Но это еще семечки. Я предчувствую самую нелепую нелепость, которая вот-вот случится со мной. С самого первого дня со мной случается что-то нелепое. И не просто нелепое, а из ряда вон нелепое. Да и не только со мной, но и с моими родственниками. Их тоже преследует рок-шутник.
Буквально за несколько дней до получения пенсии персональной разбилась моя бабушка-стюардесса. Моя любимая бабушка-ветеран. Можно сказать, бабушка нашего Аэрофлота. Ну, дядю-кормильца, того давно посадили. Так же как и тетю, его вдову. Я уж и думать забыл о них. Так же как и о других посаженных родственниках, никогда не промышлявших на хлебозаводе, умевших честно добывать свой хлеб. Другое дело – его и в этом случае нет. У нас же кроме побед – ни хрена не имеется. Что-нибудь одно – либо победы, либо обеды.
Да, кстати, вчера я нашел зеркало, будто себя нашел. И обрадовался, как ребенок.
Любовь к детям у него была не случайной.
Если верить окружающим, он был человек необычный. Мужчины утверждали, что он парень-рубаха. Женщины, им вполне доставало одной его внешности. И так считали, что красив до неприличия. И так беременели в его честь. О чем он не всегда догадывался. И тогда они ему говорили: «Я беременна, хотя и временно, но это не значит, что ты не будешь платить мне вечно…» «Что тебе подарить, красавица?» – спрашивал он. «Подари мне что-нибудь из денег. Ласки стоят того», – отвечали они ему неизменно. Да он и сам каждый раз допускал, что любой малыш на улице может вполне оказаться его любимым и не единственным сыном (он уже имел сына от чьей-то жены). Как и любой старик, на скамейке спящий, имел все шансы оказаться родным отцом.
«Безотцовщина я, безотцовщина, а вдруг это мой папа! – часто думал он, глядя на чью-то старость, безучастную и беспомощную. – А вдруг это мой родимый, изрядно помятый жизнью и будто упавший с неба…»
(Вполне допустимо, если мужчины идут непременно вверх, а женщины вдовствуют чуть ли не с первого дня своего замужества.)
Поэтому он всегда давал детям конфетки, хотя обожал их сам. А старикам, хоть и сам от усталости с протеза валился, уступал место – пусть поспят.

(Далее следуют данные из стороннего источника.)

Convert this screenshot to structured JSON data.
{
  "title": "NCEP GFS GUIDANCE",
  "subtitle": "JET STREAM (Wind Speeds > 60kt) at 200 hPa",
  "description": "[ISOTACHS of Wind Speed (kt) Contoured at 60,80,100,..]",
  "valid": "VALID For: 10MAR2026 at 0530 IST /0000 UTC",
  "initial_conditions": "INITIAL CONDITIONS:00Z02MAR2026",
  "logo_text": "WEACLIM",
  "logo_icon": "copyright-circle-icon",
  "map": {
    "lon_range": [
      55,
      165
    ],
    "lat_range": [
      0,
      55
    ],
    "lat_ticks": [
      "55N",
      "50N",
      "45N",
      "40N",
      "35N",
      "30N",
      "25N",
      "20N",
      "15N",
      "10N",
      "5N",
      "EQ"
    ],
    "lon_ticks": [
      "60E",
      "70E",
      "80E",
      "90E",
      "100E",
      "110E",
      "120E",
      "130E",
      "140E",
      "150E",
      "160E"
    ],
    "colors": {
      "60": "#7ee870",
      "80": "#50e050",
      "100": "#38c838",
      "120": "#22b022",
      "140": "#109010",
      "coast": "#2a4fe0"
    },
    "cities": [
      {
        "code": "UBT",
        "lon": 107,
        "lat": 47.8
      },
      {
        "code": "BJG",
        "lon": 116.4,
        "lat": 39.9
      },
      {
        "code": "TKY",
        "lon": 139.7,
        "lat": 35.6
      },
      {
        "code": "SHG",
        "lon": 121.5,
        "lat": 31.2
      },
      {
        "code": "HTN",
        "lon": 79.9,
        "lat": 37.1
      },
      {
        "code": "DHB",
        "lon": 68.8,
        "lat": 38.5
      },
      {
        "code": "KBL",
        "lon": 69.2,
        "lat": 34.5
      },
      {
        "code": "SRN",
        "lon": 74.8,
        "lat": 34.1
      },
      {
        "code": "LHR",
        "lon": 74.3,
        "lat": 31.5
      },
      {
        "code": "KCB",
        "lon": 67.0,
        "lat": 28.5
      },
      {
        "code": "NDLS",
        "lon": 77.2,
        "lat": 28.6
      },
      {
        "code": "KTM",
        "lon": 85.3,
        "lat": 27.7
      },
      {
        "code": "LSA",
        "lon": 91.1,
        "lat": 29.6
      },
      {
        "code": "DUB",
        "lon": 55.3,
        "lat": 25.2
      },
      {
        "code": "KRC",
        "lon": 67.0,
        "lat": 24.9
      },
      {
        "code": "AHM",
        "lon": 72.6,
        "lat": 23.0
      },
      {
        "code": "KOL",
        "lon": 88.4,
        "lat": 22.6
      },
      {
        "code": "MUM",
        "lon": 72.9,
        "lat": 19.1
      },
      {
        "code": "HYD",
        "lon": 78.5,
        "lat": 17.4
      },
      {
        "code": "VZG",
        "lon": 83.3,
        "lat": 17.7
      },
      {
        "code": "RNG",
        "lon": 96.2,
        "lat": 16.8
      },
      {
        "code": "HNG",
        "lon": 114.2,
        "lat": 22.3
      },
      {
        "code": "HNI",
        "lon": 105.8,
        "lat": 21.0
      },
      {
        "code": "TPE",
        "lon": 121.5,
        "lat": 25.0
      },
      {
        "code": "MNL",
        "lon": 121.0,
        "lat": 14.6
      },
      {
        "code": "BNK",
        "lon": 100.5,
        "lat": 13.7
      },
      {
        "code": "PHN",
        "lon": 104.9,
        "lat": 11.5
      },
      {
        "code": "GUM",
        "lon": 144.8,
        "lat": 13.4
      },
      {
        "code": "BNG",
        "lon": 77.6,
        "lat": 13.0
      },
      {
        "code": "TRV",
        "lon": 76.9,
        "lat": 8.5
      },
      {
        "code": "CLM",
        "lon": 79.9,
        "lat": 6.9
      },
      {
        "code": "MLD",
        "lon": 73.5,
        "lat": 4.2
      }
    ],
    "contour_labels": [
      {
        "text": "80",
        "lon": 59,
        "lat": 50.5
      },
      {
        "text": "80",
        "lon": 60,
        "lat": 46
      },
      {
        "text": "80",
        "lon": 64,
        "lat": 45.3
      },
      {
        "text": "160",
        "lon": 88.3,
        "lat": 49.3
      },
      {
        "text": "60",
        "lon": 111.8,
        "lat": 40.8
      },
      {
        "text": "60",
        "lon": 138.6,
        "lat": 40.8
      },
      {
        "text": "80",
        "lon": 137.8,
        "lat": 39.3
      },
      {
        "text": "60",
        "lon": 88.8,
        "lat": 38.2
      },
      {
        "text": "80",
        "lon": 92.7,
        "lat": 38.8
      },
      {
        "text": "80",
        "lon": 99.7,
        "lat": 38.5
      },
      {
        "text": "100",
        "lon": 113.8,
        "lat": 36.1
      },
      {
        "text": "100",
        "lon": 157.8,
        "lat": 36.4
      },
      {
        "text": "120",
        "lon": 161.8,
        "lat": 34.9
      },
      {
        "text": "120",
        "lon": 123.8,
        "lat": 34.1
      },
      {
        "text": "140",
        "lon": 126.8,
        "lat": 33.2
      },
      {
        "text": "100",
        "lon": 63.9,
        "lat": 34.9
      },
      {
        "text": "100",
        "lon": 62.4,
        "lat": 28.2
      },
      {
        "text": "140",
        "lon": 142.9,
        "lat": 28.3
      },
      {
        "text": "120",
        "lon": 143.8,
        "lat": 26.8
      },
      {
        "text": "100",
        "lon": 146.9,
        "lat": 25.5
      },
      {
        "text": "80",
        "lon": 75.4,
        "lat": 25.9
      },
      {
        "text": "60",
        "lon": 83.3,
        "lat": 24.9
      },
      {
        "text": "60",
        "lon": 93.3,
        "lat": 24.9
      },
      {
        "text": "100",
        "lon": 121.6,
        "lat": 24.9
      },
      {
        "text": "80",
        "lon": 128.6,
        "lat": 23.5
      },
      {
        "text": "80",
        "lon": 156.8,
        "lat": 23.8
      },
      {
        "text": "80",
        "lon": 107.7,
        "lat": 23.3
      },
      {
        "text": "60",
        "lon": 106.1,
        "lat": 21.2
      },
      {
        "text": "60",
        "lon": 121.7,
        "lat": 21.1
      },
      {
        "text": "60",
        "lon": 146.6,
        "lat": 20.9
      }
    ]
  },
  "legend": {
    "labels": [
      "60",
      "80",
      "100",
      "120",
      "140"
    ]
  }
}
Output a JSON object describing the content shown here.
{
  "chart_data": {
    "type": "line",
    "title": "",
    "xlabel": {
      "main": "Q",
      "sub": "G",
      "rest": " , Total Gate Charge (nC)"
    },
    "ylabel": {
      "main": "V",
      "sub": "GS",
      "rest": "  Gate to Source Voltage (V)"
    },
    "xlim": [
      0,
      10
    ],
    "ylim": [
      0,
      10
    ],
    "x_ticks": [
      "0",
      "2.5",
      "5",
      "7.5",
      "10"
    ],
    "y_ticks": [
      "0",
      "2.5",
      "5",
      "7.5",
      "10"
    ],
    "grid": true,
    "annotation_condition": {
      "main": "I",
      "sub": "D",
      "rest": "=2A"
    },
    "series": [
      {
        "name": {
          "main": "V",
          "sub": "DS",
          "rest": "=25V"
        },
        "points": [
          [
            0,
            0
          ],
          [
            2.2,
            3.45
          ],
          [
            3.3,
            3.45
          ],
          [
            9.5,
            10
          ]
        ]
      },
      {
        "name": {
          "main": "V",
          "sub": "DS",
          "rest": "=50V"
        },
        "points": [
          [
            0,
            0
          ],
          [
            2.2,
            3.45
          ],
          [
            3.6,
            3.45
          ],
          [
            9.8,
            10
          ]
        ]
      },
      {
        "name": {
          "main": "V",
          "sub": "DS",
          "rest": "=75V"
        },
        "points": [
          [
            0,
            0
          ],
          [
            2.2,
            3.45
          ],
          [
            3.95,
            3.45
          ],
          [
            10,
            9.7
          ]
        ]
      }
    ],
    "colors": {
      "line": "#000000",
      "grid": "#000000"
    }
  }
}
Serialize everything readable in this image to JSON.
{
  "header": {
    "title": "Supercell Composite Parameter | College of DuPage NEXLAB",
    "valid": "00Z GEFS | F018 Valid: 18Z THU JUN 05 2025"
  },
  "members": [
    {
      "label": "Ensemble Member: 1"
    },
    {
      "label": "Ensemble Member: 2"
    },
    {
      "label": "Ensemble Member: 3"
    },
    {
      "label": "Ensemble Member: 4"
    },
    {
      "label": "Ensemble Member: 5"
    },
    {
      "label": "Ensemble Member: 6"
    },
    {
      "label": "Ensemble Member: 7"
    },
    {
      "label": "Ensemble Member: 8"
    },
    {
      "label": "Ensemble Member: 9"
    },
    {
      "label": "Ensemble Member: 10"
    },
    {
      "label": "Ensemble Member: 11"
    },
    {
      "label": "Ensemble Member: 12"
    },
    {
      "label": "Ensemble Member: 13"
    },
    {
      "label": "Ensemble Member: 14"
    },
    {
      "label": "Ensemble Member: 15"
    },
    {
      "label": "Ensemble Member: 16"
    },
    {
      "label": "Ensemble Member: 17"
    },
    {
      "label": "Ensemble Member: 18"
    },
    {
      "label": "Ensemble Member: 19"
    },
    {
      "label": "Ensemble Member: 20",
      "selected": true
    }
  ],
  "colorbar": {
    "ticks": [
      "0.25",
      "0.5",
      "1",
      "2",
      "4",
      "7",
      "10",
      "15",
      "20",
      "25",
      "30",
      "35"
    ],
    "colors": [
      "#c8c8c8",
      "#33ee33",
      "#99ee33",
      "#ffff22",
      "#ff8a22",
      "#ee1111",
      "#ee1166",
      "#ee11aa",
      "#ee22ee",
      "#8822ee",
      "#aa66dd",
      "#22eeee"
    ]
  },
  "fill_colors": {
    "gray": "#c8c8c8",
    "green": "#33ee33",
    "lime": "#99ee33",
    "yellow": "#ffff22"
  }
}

Хромец с безупречной походкой, что только усугубит потом его поиск. Сколько угодно людей в этом мире хромает на что угодно. И при этом то же незаваливающееся скольжение по жизни. Попробуй найди моего хромца на просторах свободных (где-то есть же они без стен). Другое дело – вот он здесь – за стеной. Да и толща ее – пустяки – всего-то несколько средневековий.
1956 год. Венгерские события. На вокзальные перроны сибирских городов выходят студенты с цветами, ведь восставших погонят в Сибирь. Молча, переминаясь с ноги на ногу, ждут эшелоны. Незадолго до этих событий, поначалу, как всегда, студенческих, клуб Петефи в своем журнале «Уй Хэг» (естественно, закрытом после подавления восстания) печатает подборку моих стихов в переводе Ружены Урбан, однажды побывавшей в Москве. Тогда же мои стихи (в ее же переводе) появились в газете «Северная Венгрия» (приятно осознавать эту свою пусть малую, но причастность). Лиха беда начало – и отечественные волнения грядут. Явно подтаивает грим верноподданничества, явно пошла на убыль эта уже полувековая симуляция любви всенародной, любви падучей с пеной у рта и с обязательными конвульсиями самых неискренних приветствий. То же происходит и со стихами в нашем невеселом краю. Где стихи бывают либо лягавыми, либо нелегальными.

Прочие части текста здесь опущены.